Let $a$ be an arithmetic sequence: $$a_i=a_1+\lambda(i-1),\tag1$$ and consider a $n\times n$ circulant matrix $M_{n}(a)$ "built" on rotational shifts of the sequence $a$, i.e. with elements:
$$M_{ij}=a_{1+(j−i)\operatorname{mod}n}.\tag2$$
Prove: $$ \det M_n(a)=\frac{a_1+a_n}2(-n\lambda)^{(n-1)}.\tag3 $$
An example: $$ \det\begin{pmatrix} 1&2&3&4&5\\ 5&1&2&3&4\\ 4&5&1&2&3\\ 3&4&5&1&2\\ 2&3&4&5&1\\ \end{pmatrix}=\frac{1+5}2(-5)^4=1875 $$
On
The determinant of circulant matrix $M$ is given by the formula: $$\det M = \prod_{\ell=0}^{n-1} f(\omega^\ell)$$ where $\omega = e^{\frac{2\pi i}{n}}$ is a primitive $n^{th}$ root of unity and
$$\begin{align} f(x) &= \sum_{k=0}^{n-1} a_{k+1} x^k = \sum_{k=0}^{n-1} (a_1 + \lambda k)x^k\\ &= \left(a_1 + \lambda x\frac{d}{dx}\right)\sum_{k=0}^{n-1} x^k = \left(a_1 + \lambda x\frac{d}{dx}\right)\frac{1 - x^n}{1-x}\\ &= a_1 \frac{1 - x^n}{1-x} + \lambda\left[\frac{-n x^n}{1 -x} + x\frac{1-x^n}{(1-x)^2}\right] \end{align} $$ Notice $\omega,\omega^2,\cdots,\omega^{n-1}$ are all the roots of $g(x) = \sum_{k=0}^{n-1} x^k = \frac{1 - x^n}{1-x}$. We have $x^n = 1$ at these points and
$$f(\omega^\ell) = \frac{-\lambda n}{1-\omega^\ell}\quad\text{ for }\quad 1 \le \ell \le n-1$$
As a result, $$\prod_{\ell=1}^{n-1} f(\omega^\ell) = \prod_{\ell=1}^{n-1}\frac{-\lambda n}{1 - \omega^\ell} = \frac{(-\lambda n)^{n-1}}{g(1)} = \frac{(-\lambda n)^{n-1}}{n}$$
Together with $$f(1) = \sum_{k=0}^{n-1} (a_1 + \lambda k) = a_1 n + \lambda \frac{n(n-1)}{2} = n\frac{a_1 + a_n}{2}$$
We obtain $$\det M = f(1)\prod_{\ell=1}^{n-1} f(\omega^\ell) = \frac{a_1 + a_n}{2}(-\lambda n)^{n-1}$$
Write $a$ for $a_0$ and $\newcommand{\ze}{\zeta}\ze$ for $\exp(2\pi i/n)$. The determinant is $$\newcommand{\la}{\lambda}D=\prod_{r=0}^{n-1}\sum_{k=0}^{n-1}\ze^{jk}(a+k\la)$$ by the usual formula.
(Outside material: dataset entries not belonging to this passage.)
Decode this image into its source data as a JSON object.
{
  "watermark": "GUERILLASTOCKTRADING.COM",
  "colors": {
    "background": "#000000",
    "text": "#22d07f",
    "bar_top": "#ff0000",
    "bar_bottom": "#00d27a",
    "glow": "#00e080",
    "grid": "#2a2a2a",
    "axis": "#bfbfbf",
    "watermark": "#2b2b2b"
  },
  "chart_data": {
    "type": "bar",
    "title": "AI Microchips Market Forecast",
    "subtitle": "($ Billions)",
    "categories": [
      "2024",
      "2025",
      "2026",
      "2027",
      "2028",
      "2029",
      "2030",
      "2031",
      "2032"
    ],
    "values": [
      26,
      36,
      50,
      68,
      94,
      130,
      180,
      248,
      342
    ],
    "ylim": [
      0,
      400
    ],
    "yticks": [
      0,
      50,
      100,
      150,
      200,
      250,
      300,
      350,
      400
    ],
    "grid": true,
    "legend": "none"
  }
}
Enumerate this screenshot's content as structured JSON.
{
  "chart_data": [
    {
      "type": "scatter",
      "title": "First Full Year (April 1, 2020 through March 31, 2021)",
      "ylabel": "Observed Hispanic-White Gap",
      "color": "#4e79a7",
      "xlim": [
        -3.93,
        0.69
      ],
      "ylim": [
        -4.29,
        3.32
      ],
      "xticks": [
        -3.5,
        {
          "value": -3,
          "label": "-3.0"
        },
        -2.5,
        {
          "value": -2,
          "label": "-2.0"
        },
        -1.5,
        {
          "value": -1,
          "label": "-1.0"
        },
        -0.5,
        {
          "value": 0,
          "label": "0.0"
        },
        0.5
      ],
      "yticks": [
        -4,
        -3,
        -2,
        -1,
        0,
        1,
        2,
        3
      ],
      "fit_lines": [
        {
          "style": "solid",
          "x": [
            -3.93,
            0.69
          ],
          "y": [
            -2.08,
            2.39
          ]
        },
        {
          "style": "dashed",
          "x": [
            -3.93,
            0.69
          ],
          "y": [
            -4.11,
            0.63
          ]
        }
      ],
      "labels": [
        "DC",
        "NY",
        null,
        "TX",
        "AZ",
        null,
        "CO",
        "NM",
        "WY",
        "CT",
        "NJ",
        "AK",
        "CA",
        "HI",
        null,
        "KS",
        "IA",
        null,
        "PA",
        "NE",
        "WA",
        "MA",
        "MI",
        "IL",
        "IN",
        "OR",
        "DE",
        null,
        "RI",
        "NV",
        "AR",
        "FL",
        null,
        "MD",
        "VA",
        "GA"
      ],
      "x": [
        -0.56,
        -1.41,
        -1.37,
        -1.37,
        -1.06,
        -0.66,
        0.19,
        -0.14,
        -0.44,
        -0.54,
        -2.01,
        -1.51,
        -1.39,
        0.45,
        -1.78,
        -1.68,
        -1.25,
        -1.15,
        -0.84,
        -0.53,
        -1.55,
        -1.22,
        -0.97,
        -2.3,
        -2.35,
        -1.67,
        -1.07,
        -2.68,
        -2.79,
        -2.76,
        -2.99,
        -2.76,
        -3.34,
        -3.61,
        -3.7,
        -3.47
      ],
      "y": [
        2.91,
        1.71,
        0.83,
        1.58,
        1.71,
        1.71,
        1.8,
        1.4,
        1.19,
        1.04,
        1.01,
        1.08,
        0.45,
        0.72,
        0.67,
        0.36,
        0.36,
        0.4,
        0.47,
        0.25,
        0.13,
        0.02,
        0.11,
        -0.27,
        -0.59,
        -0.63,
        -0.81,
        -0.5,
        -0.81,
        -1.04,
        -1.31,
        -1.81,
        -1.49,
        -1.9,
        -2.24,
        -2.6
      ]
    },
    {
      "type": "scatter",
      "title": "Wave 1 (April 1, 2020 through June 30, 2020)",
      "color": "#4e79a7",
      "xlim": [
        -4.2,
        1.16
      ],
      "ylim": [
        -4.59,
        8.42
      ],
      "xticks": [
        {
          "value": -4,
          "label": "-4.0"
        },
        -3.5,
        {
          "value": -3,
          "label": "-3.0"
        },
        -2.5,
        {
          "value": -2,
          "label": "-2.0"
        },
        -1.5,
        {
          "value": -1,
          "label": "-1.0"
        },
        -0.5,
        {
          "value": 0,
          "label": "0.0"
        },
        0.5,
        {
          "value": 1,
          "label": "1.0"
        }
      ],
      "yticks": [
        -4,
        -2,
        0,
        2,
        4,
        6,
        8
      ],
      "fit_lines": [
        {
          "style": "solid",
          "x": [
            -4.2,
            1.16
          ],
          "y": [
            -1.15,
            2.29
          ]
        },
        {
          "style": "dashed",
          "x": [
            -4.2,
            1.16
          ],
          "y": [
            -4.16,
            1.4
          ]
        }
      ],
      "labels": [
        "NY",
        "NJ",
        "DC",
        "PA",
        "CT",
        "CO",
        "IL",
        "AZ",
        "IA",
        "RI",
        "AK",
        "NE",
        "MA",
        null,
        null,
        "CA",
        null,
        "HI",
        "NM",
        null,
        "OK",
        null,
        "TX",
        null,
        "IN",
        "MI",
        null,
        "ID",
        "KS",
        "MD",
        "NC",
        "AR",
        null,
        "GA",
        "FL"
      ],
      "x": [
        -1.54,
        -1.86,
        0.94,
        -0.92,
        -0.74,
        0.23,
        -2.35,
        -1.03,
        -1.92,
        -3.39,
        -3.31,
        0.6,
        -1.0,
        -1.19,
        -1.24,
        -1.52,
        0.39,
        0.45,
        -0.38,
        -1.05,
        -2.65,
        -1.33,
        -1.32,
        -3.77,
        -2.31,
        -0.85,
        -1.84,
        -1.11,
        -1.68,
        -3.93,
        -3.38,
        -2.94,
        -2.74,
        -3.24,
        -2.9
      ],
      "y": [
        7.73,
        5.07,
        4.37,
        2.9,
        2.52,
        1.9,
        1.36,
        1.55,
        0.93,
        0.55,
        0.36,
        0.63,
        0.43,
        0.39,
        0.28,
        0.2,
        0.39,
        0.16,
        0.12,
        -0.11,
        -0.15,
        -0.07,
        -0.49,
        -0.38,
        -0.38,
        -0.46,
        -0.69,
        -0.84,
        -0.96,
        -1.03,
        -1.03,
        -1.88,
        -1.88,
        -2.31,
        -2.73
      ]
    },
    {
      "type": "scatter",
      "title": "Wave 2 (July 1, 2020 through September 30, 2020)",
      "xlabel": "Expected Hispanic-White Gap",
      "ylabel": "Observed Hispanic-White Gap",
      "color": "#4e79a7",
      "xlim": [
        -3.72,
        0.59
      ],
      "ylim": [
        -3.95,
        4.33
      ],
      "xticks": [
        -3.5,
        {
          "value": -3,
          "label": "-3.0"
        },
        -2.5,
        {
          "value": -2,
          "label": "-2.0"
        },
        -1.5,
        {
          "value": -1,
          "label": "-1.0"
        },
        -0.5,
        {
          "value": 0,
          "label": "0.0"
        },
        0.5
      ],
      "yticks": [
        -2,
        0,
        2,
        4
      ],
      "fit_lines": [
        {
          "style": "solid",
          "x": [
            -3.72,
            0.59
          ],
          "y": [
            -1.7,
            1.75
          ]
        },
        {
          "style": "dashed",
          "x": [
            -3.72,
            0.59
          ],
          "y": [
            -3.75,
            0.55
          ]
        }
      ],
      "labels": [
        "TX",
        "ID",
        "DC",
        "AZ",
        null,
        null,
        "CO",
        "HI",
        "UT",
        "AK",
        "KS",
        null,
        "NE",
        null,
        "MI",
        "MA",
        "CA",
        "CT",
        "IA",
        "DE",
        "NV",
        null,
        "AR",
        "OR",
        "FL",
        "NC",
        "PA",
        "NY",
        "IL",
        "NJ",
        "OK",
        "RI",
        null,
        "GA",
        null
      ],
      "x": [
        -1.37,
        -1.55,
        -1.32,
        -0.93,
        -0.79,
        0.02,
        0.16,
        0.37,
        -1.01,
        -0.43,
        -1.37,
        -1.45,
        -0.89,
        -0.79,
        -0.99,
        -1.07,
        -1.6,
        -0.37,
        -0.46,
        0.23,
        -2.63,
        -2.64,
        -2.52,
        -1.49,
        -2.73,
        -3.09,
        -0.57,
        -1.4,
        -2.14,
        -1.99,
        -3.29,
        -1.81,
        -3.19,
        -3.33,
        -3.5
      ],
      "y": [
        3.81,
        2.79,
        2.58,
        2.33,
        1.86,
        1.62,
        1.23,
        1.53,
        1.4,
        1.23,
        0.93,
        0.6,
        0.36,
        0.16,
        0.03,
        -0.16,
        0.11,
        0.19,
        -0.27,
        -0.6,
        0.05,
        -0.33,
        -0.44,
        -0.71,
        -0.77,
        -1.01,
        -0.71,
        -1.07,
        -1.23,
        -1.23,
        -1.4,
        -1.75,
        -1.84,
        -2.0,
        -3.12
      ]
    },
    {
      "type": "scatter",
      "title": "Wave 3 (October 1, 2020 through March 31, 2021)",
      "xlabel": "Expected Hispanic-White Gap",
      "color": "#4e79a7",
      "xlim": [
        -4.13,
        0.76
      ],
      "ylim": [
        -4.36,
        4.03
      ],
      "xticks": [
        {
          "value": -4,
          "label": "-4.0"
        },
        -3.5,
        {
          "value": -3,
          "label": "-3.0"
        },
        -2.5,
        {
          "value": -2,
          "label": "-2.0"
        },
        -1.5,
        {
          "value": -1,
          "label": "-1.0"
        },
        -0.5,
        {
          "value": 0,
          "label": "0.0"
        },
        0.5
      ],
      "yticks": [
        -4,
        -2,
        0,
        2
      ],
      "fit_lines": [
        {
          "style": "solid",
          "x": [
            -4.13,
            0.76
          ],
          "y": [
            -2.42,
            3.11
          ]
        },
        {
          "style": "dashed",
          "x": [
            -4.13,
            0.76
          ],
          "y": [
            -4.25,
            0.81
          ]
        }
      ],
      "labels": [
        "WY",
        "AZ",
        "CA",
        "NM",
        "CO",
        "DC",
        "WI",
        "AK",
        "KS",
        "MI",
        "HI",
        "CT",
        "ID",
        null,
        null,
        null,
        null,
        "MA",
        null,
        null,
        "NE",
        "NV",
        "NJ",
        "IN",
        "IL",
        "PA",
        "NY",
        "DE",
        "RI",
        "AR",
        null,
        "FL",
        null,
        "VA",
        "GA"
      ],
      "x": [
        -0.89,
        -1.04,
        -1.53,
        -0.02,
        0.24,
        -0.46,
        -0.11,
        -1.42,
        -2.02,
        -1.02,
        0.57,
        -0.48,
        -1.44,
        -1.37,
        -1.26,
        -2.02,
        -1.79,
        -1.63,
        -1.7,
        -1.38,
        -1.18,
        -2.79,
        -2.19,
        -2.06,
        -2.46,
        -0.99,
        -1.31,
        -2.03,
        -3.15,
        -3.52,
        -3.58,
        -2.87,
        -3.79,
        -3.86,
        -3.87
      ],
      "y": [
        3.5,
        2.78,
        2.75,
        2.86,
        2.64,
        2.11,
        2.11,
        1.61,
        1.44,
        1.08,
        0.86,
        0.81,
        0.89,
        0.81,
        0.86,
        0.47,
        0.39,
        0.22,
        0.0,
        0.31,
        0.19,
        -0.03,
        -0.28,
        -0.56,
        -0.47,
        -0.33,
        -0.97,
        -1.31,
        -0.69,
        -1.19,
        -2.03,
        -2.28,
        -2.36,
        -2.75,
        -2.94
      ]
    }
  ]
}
The $r=0$ summand is $$\sum_{k=0}^{n-1}(a+k\la)=na+\frac{n(n-1)}2\la.$$ The summand for $0<r\le n-1$ is $$\sum_{k=0}^{n-1}\ze^{rk}(a+k\la)=\la\sum_{k=0}^{n-1}k\ze^{rk}.$$ This is an arithmetic-geometric progression: $$(1-\ze^r)^2\sum_{k=0}^{n-1}k\ze^{rk}=\ze^r-n\ze^{rn}+(n-1)\ze^{r(n+1)} =-n(1-\ze^r).$$ Then $$\sum_{k=0}^{n-1}\ze^{rk}(a+k\la)=-\frac{n\la}{1-\ze^r}$$ and so $$\prod_{r=1}^{n-1} \sum_{k=0}^{n-1}\ze^{rk}(a+k\la)=(-n\la)^{n-1}\prod_{r=1}^n \frac1{1-\ze^r}=\frac{(-n\la)^{n-1}}{n}.$$ If you multiply this by the $r=0$ summand, you should get your formula.